Наконец, мне довелось попасть и на шахту, в штольню. Это была пока единственная горизонтальная выработка. Пройдено было не более ста метров. Породу вырезал комбайн с помощью огромной фрезы, затем она отправлялась на транспортер и на вагонетку. Порода была очень твердая, и продвижение вперед шло медленно. Недолго поработала с инструктором, чтобы работать на этом самом комбайне. И вот меня оставили одну. Я почти и не нужна. Надо нажимать всего несколько кнопок. Уши защищают вкладыши. Пыль в кабину не проникает. От монотонности иногда нападает дремота. Тогда я заглушаю машину и прихожу в себя. Вообще-то останавливаться не положено. Однажды, несмотря на остановку, мою голову сжало как клещами и в ней будто явственно прозвучало «спать!». Хотелось оглянуться, но я боялась. Зеркала заднего вида не было или оно было снято. Я решила в следующий раз принести свое зеркало.
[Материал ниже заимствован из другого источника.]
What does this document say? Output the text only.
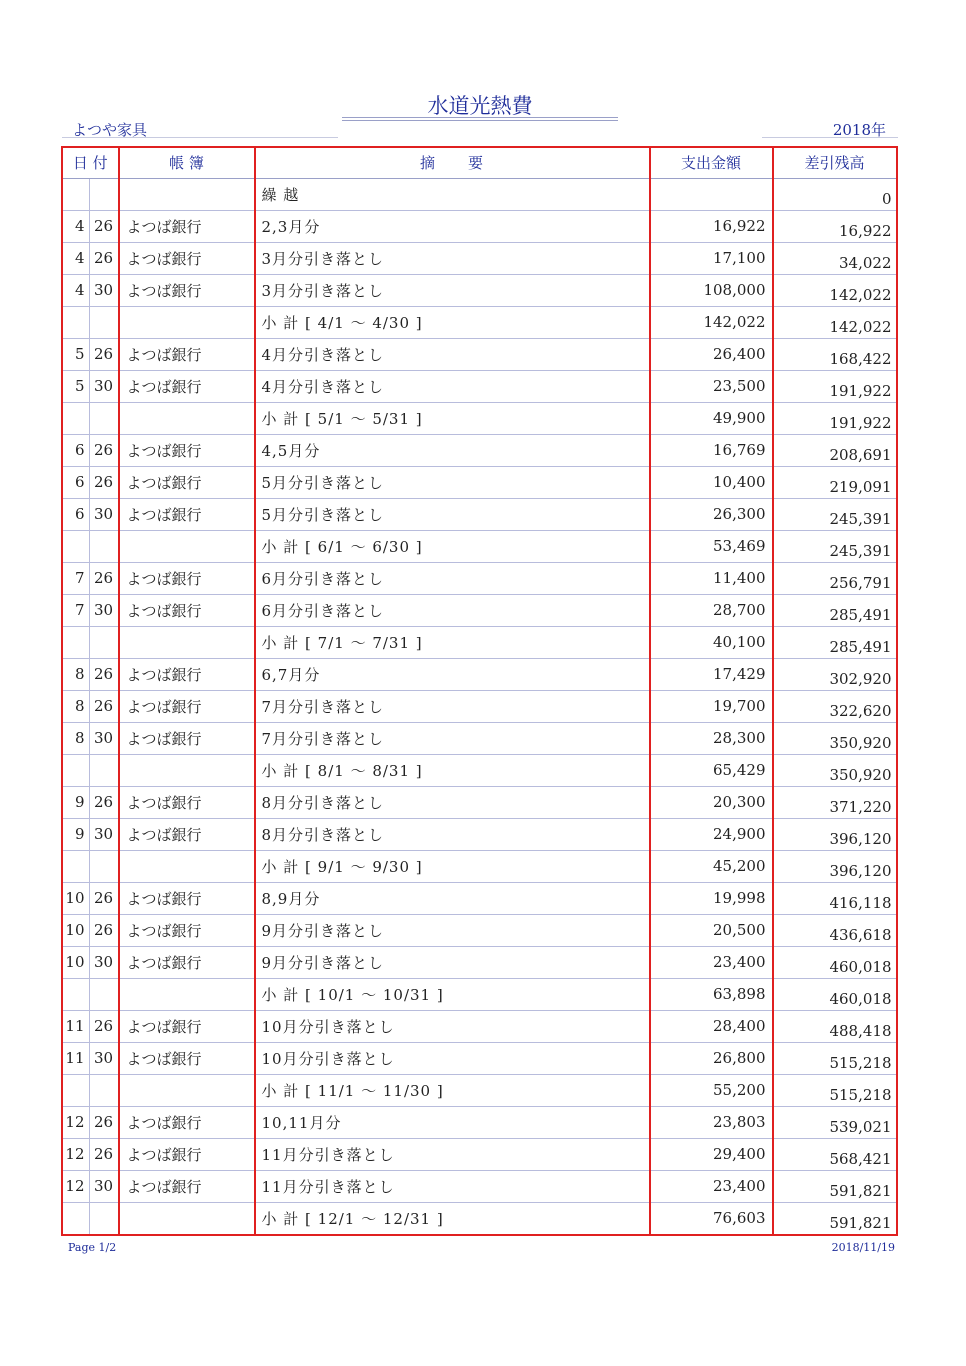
水道光熱費
よつや家具	2018年
日 付		帳 簿	摘　　要	支出金額	差引残高
			繰 越		0
4	26	よつば銀行	2,3月分	16,922	16,922
4	26	よつば銀行	3月分引き落とし	17,100	34,022
4	30	よつば銀行	3月分引き落とし	108,000	142,022
			小 計 [ 4/1 〜 4/30 ]	142,022	142,022
5	26	よつば銀行	4月分引き落とし	26,400	168,422
5	30	よつば銀行	4月分引き落とし	23,500	191,922
			小 計 [ 5/1 〜 5/31 ]	49,900	191,922
6	26	よつば銀行	4,5月分	16,769	208,691
6	26	よつば銀行	5月分引き落とし	10,400	219,091
6	30	よつば銀行	5月分引き落とし	26,300	245,391
			小 計 [ 6/1 〜 6/30 ]	53,469	245,391
7	26	よつば銀行	6月分引き落とし	11,400	256,791
7	30	よつば銀行	6月分引き落とし	28,700	285,491
			小 計 [ 7/1 〜 7/31 ]	40,100	285,491
8	26	よつば銀行	6,7月分	17,429	302,920
8	26	よつば銀行	7月分引き落とし	19,700	322,620
8	30	よつば銀行	7月分引き落とし	28,300	350,920
			小 計 [ 8/1 〜 8/31 ]	65,429	350,920
9	26	よつば銀行	8月分引き落とし	20,300	371,220
9	30	よつば銀行	8月分引き落とし	24,900	396,120
			小 計 [ 9/1 〜 9/30 ]	45,200	396,120
10	26	よつば銀行	8,9月分	19,998	416,118
10	26	よつば銀行	9月分引き落とし	20,500	436,618
10	30	よつば銀行	9月分引き落とし	23,400	460,018
			小 計 [ 10/1 〜 10/31 ]	63,898	460,018
11	26	よつば銀行	10月分引き落とし	28,400	488,418
11	30	よつば銀行	10月分引き落とし	26,800	515,218
			小 計 [ 11/1 〜 11/30 ]	55,200	515,218
12	26	よつば銀行	10,11月分	23,803	539,021
12	26	よつば銀行	11月分引き落とし	29,400	568,421
12	30	よつば銀行	11月分引き落とし	23,400	591,821
			小 計 [ 12/1 〜 12/31 ]	76,603	591,821
Page 1/2	2018/11/19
Солнце теперь появлялось меньше чем на час, а я не могла его видеть, потому что в это время сидела в шахте. И эта постоянная ночь тоже действовала угнетающе. В этот раз очень не хотелось идти в шахту. Но для себя я отметила, что хорошо выспалась и голова пока свежая. Зеркало приладила резинкой для волос. Всего через полчаса работы меня опять стал одолевать морок. Я еще не настолько стара, чтобы постоянно дремать. Раньше за собой не замечала. Мой взгляд упал на зеркало. И я увидела, что сзади комбайна буквально в нескольких метрах появились два существа. Конечно, это были люди, но что-то с ними было не так. Они были плохо различимы из-за пыли. Они брали в руки куски породы и направляли на них лучик ультрафиолета и камни то светились под ним, то не светились. Я знаю, что некоторые минералы флюоресцируют в ультрафиолете. Качество руды проверяют что ли? Так минут десять они побыли и пропали. Потом я старалась разузнать у тех, кто там уже работал, нет ли в шахте чего-нибудь необычного. Говорили, что нет, но в сон их тоже клонило. Наконец, пришла ротация. В шахту я уже больше не попадала.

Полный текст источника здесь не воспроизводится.